Potential cost savings of large-scale blue hydrogen production via sorption-enhanced steam reforming process

As countries work towards achieving net-zero emissions, the need for cleaner fuels has become increasingly urgent. Hydrogen produced from fossil fuels with carbon capture and storage (blue hydrogen) has the potential to play a significant role in the transition to a low-carbon economy. This study examined the technical and economic potential of blue hydrogen produced at 600 MWth(LHV) and scaled up to 1000 MWth(LHV) by benchmarking sorption-enhanced steam reforming process against steam methane reforming (SMR), autothermal gasheated reforming (ATR-GHR) integrated with carbon capture and storage (CCS), and SMR with CCS. Aspen Plus (R) was used to develop the process model, which was validated using literature data.

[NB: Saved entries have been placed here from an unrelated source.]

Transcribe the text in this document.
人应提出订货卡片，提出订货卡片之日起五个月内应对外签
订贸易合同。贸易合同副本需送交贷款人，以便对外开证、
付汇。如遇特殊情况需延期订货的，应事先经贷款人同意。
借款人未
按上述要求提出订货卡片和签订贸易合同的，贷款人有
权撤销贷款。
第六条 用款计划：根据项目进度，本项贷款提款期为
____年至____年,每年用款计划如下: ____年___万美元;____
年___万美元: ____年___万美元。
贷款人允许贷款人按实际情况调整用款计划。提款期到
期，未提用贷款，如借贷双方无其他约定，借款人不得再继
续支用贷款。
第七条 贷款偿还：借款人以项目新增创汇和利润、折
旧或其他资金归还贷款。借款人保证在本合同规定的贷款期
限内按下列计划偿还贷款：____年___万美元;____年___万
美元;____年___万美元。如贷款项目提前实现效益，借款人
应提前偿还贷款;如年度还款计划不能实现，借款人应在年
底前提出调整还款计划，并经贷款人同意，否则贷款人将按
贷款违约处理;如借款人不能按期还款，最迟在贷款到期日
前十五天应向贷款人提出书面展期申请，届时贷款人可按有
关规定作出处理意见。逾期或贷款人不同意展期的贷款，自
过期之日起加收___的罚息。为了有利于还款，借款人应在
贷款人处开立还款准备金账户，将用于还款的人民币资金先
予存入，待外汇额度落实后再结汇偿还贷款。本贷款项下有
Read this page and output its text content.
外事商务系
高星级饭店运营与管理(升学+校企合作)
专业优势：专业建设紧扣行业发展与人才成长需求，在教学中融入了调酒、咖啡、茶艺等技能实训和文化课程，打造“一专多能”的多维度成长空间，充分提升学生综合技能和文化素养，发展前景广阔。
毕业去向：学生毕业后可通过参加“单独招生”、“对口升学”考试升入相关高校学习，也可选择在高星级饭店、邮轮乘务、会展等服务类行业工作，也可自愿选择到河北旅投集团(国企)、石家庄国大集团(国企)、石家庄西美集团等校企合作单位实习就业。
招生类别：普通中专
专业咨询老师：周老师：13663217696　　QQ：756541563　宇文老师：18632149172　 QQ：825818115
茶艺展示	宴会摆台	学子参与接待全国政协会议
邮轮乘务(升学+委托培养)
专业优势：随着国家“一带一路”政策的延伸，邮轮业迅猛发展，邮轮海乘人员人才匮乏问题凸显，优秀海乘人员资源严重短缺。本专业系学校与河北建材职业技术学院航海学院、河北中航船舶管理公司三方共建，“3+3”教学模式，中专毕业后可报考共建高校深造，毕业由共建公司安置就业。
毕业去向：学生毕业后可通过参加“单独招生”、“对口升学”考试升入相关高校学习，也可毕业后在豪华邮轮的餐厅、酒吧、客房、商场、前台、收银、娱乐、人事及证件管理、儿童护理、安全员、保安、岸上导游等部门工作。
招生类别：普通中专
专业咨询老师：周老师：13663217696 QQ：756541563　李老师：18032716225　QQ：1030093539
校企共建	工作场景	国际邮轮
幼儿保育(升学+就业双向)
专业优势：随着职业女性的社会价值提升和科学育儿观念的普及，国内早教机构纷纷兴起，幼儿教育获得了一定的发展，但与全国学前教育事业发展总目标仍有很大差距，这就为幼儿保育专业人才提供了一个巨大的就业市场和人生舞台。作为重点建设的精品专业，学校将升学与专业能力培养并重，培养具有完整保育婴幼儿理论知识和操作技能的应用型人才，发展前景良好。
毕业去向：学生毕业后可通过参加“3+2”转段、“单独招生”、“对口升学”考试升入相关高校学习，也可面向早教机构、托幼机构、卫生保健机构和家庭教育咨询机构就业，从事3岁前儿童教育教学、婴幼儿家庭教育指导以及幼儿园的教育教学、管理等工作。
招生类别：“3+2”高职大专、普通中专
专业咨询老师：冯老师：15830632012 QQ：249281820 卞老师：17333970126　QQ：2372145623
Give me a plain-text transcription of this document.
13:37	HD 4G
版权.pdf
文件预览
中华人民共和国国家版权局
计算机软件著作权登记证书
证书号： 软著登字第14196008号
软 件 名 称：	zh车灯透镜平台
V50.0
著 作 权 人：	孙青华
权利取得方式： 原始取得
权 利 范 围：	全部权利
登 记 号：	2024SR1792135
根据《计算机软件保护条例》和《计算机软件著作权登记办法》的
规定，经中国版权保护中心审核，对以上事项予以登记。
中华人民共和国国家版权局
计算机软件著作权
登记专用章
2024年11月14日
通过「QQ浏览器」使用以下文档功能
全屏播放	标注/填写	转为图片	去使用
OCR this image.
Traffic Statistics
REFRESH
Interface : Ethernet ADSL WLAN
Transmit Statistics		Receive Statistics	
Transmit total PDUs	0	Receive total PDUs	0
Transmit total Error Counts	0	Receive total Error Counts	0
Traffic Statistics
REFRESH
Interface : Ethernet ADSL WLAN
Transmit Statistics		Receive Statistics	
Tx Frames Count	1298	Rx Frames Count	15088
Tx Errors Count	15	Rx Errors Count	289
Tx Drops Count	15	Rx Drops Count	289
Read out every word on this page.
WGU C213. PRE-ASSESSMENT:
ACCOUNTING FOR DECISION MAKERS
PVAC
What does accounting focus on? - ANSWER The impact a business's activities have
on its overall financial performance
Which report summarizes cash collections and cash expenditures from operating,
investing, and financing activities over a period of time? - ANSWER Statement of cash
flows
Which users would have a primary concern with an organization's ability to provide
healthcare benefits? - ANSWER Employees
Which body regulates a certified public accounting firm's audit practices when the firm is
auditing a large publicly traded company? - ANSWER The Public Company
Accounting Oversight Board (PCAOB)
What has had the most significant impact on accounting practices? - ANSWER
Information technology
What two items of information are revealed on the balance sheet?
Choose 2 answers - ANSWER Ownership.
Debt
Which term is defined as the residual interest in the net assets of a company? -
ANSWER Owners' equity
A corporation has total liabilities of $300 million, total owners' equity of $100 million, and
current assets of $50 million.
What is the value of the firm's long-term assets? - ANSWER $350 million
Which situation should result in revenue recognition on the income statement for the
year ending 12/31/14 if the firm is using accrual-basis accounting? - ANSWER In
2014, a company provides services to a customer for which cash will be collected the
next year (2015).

Cost sensitivity analyses were also performed on two key indicators: levelised cost of hydrogen and CO2 avoidance cost by varying natural gas price, electricity price, CO2 transport and storage cost, and carbon price. Results indicate that, at a carbon price of 83 pound/tCO2e, the LCOH for SE-SR of methane is the lowest at 2.85 pound/kgH2, which is 12.58% and 22.55% lower than that of ATR-GHR with CCS and SMR plant with CCS, respectively. The LCOH of ATR-GHR with CCS and SMR plant with CCS was estimated to be 3.26 and 3.68 pound/kgH2, respectively. The CO2 avoidance cost was also observed to be lowest for SE-SR, followed by ATR-GHR with CCS, then SMR plant with CCS, and was observed to reduce as the plant scaled to 1000 MWth(LHV) for these technologies.